Il devient aussi prioritaire quand la pénurie de conducteurs limite la capacité de croissance. L’IRU indique que plus de la moitié des transporteurs européens interrogés déclarent être freinés dans leur développement par la pénurie de conducteurs qualifiés.

Le cas mérite également attention quand l’entreprise travaille avec plusieurs donneurs d’ordre industriels. Chaque client a ses créneaux, pénalités, exigences de notification et portails. L’IA apporte alors une valeur forte en consolidation, anticipation et priorisation.

Enfin, le mouvement européen vers la donnée transport électronique renforce l’intérêt de structurer les informations d’exploitation. Le règlement eFTI rendra la circulation d’informations électroniques plus centrale dans le transport de marchandises à partir de 2027.

Quels enseignements une autre entreprise de transport peut-elle transposer ?

Le premier enseignement concerne le choix du périmètre. Les meilleurs cas d’usage transport commencent souvent par les aléas fréquents, mesurables et déjà documentés dans les systèmes. Les retards, temps de quai et replanifications offrent un bon point d’entrée.

Le deuxième enseignement porte sur la donnée opérationnelle. Les entreprises possèdent souvent les informations utiles, mais elles restent dispersées. La valeur apparaît quand TMS, télématique, historiques et retours terrain deviennent exploitables en temps utile.

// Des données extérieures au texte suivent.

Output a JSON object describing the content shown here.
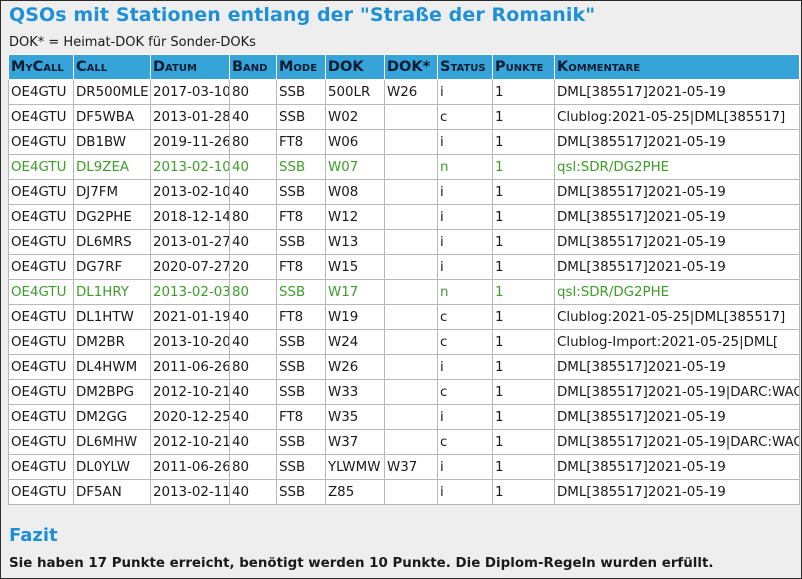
{
  "page": {
    "title": "QSOs mit Stationen entlang der \"Straße der Romanik\"",
    "note": "DOK* = Heimat-DOK für Sonder-DOKs"
  },
  "table": {
    "headers": [
      "MyCall",
      "Call",
      "Datum",
      "Band",
      "Mode",
      "DOK",
      "DOK*",
      "Status",
      "Punkte",
      "Kommentare"
    ],
    "rows": [
      {
        "mycall": "OE4GTU",
        "call": "DR500MLE",
        "datum": "2017-03-10",
        "band": "80",
        "mode": "SSB",
        "dok": "500LR",
        "dok2": "W26",
        "status": "i",
        "punkte": "1",
        "kommentar": "DML[385517]2021-05-19",
        "highlight": false
      },
      {
        "mycall": "OE4GTU",
        "call": "DF5WBA",
        "datum": "2013-01-28",
        "band": "40",
        "mode": "SSB",
        "dok": "W02",
        "dok2": "",
        "status": "c",
        "punkte": "1",
        "kommentar": "Clublog:2021-05-25|DML[385517]",
        "highlight": false
      },
      {
        "mycall": "OE4GTU",
        "call": "DB1BW",
        "datum": "2019-11-26",
        "band": "80",
        "mode": "FT8",
        "dok": "W06",
        "dok2": "",
        "status": "i",
        "punkte": "1",
        "kommentar": "DML[385517]2021-05-19",
        "highlight": false
      },
      {
        "mycall": "OE4GTU",
        "call": "DL9ZEA",
        "datum": "2013-02-10",
        "band": "40",
        "mode": "SSB",
        "dok": "W07",
        "dok2": "",
        "status": "n",
        "punkte": "1",
        "kommentar": "qsl:SDR/DG2PHE",
        "highlight": true
      },
      {
        "mycall": "OE4GTU",
        "call": "DJ7FM",
        "datum": "2013-02-10",
        "band": "40",
        "mode": "SSB",
        "dok": "W08",
        "dok2": "",
        "status": "i",
        "punkte": "1",
        "kommentar": "DML[385517]2021-05-19",
        "highlight": false
      },
      {
        "mycall": "OE4GTU",
        "call": "DG2PHE",
        "datum": "2018-12-14",
        "band": "80",
        "mode": "FT8",
        "dok": "W12",
        "dok2": "",
        "status": "i",
        "punkte": "1",
        "kommentar": "DML[385517]2021-05-19",
        "highlight": false
      },
      {
        "mycall": "OE4GTU",
        "call": "DL6MRS",
        "datum": "2013-01-27",
        "band": "40",
        "mode": "SSB",
        "dok": "W13",
        "dok2": "",
        "status": "i",
        "punkte": "1",
        "kommentar": "DML[385517]2021-05-19",
        "highlight": false
      },
      {
        "mycall": "OE4GTU",
        "call": "DG7RF",
        "datum": "2020-07-27",
        "band": "20",
        "mode": "FT8",
        "dok": "W15",
        "dok2": "",
        "status": "i",
        "punkte": "1",
        "kommentar": "DML[385517]2021-05-19",
        "highlight": false
      },
      {
        "mycall": "OE4GTU",
        "call": "DL1HRY",
        "datum": "2013-02-03",
        "band": "80",
        "mode": "SSB",
        "dok": "W17",
        "dok2": "",
        "status": "n",
        "punkte": "1",
        "kommentar": "qsl:SDR/DG2PHE",
        "highlight": true
      },
      {
        "mycall": "OE4GTU",
        "call": "DL1HTW",
        "datum": "2021-01-19",
        "band": "40",
        "mode": "FT8",
        "dok": "W19",
        "dok2": "",
        "status": "c",
        "punkte": "1",
        "kommentar": "Clublog:2021-05-25|DML[385517]",
        "highlight": false
      },
      {
        "mycall": "OE4GTU",
        "call": "DM2BR",
        "datum": "2013-10-20",
        "band": "40",
        "mode": "SSB",
        "dok": "W24",
        "dok2": "",
        "status": "c",
        "punkte": "1",
        "kommentar": "Clublog-Import:2021-05-25|DML[",
        "highlight": false
      },
      {
        "mycall": "OE4GTU",
        "call": "DL4HWM",
        "datum": "2011-06-26",
        "band": "80",
        "mode": "SSB",
        "dok": "W26",
        "dok2": "",
        "status": "i",
        "punkte": "1",
        "kommentar": "DML[385517]2021-05-19",
        "highlight": false
      },
      {
        "mycall": "OE4GTU",
        "call": "DM2BPG",
        "datum": "2012-10-21",
        "band": "40",
        "mode": "SSB",
        "dok": "W33",
        "dok2": "",
        "status": "c",
        "punkte": "1",
        "kommentar": "DML[385517]2021-05-19|DARC:WAG",
        "highlight": false
      },
      {
        "mycall": "OE4GTU",
        "call": "DM2GG",
        "datum": "2020-12-25",
        "band": "40",
        "mode": "FT8",
        "dok": "W35",
        "dok2": "",
        "status": "i",
        "punkte": "1",
        "kommentar": "DML[385517]2021-05-19",
        "highlight": false
      },
      {
        "mycall": "OE4GTU",
        "call": "DL6MHW",
        "datum": "2012-10-21",
        "band": "40",
        "mode": "SSB",
        "dok": "W37",
        "dok2": "",
        "status": "c",
        "punkte": "1",
        "kommentar": "DML[385517]2021-05-19|DARC:WAG",
        "highlight": false
      },
      {
        "mycall": "OE4GTU",
        "call": "DL0YLW",
        "datum": "2011-06-26",
        "band": "80",
        "mode": "SSB",
        "dok": "YLWMW",
        "dok2": "W37",
        "status": "i",
        "punkte": "1",
        "kommentar": "DML[385517]2021-05-19",
        "highlight": false
      },
      {
        "mycall": "OE4GTU",
        "call": "DF5AN",
        "datum": "2013-02-11",
        "band": "40",
        "mode": "SSB",
        "dok": "Z85",
        "dok2": "",
        "status": "i",
        "punkte": "1",
        "kommentar": "DML[385517]2021-05-19",
        "highlight": false
      }
    ]
  },
  "fazit": {
    "heading": "Fazit",
    "summary": "Sie haben 17 Punkte erreicht, benötigt werden 10 Punkte. Die Diplom-Regeln wurden erfüllt."
  },
  "colors": {
    "title": "#1e90d6",
    "header_bg": "#36a4d8",
    "highlight_text": "#3d9d28"
  }
}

Le troisième enseignement touche au rôle de l’exploitant. L’IA augmente sa capacité à voir, prioriser et préparer une décision. L’expérience humaine reste centrale pour arbitrer entre client, conducteur, coût, sécurité et relation commerciale.

Le quatrième enseignement concerne la crédibilité du ROI. Le gain doit être mesuré sur plusieurs dimensions : temps exploitant, appels entrants, retards, kilomètres à vide, taux de service et qualité de communication client.

FAQ

Comment optimiser les tournées de transport avec l’IA ?
L’IA peut croiser TMS, télématique, historique de temps de quai, trafic, contraintes conducteurs et créneaux clients. Elle aide à détecter les retards probables, proposer des scénarios de replanification et préparer les messages opérationnels. L’exploitant garde la décision finale.

Quels aléas traiter en premier dans le transport de marchandises ?
Les meilleurs premiers candidats sont les retards de chargement, les temps d’attente, les ruptures de séquence, les ETA instables et les créneaux clients manqués. Ces aléas sont fréquents, mesurables et liés directement à la qualité de service.

Quels gains attendre sur les tournées ?
Un gain de 25 % à 35 % sur le temps de replanification reste réaliste quand les données transport sont exploitables. Les gains complémentaires portent sur les appels entrants, les retards récurrents, les kilomètres à vide et la qualité de notification client.

Quels risques faut-il surveiller ?
Les principaux risques concernent les données incomplètes, les scénarios irréalistes, les contraintes conducteurs mal intégrées et les notifications clients trop automatiques. Un cadre d’usage solide prévoit des sources fiables, des seuils d’escalade et une validation humaine.

Ce cas convient-il aux PME de transport ?
Oui, si l’entreprise dispose déjà d’un TMS, d’une télématique ou d’un historique d’exploitation exploitable. Le périmètre peut rester simple au départ : retards de quai, ETA client et replanification des tournées les plus fréquentes.

Conclusion

Dans le transport routier de marchandises, l’IA peut améliorer la maîtrise des tournées en anticipant les retards, en priorisant les aléas, en préparant des scénarios de replanification et en fiabilisant la communication client.

Ce cas produit un résultat opérationnel clair : moins d’appels, moins de replanifications longues, des ETA plus fiables, une meilleure lecture des causes de retard et davantage de capacité pour les exploitants. La valeur se crée dans l’articulation entre données terrain, règles métier et décision humaine.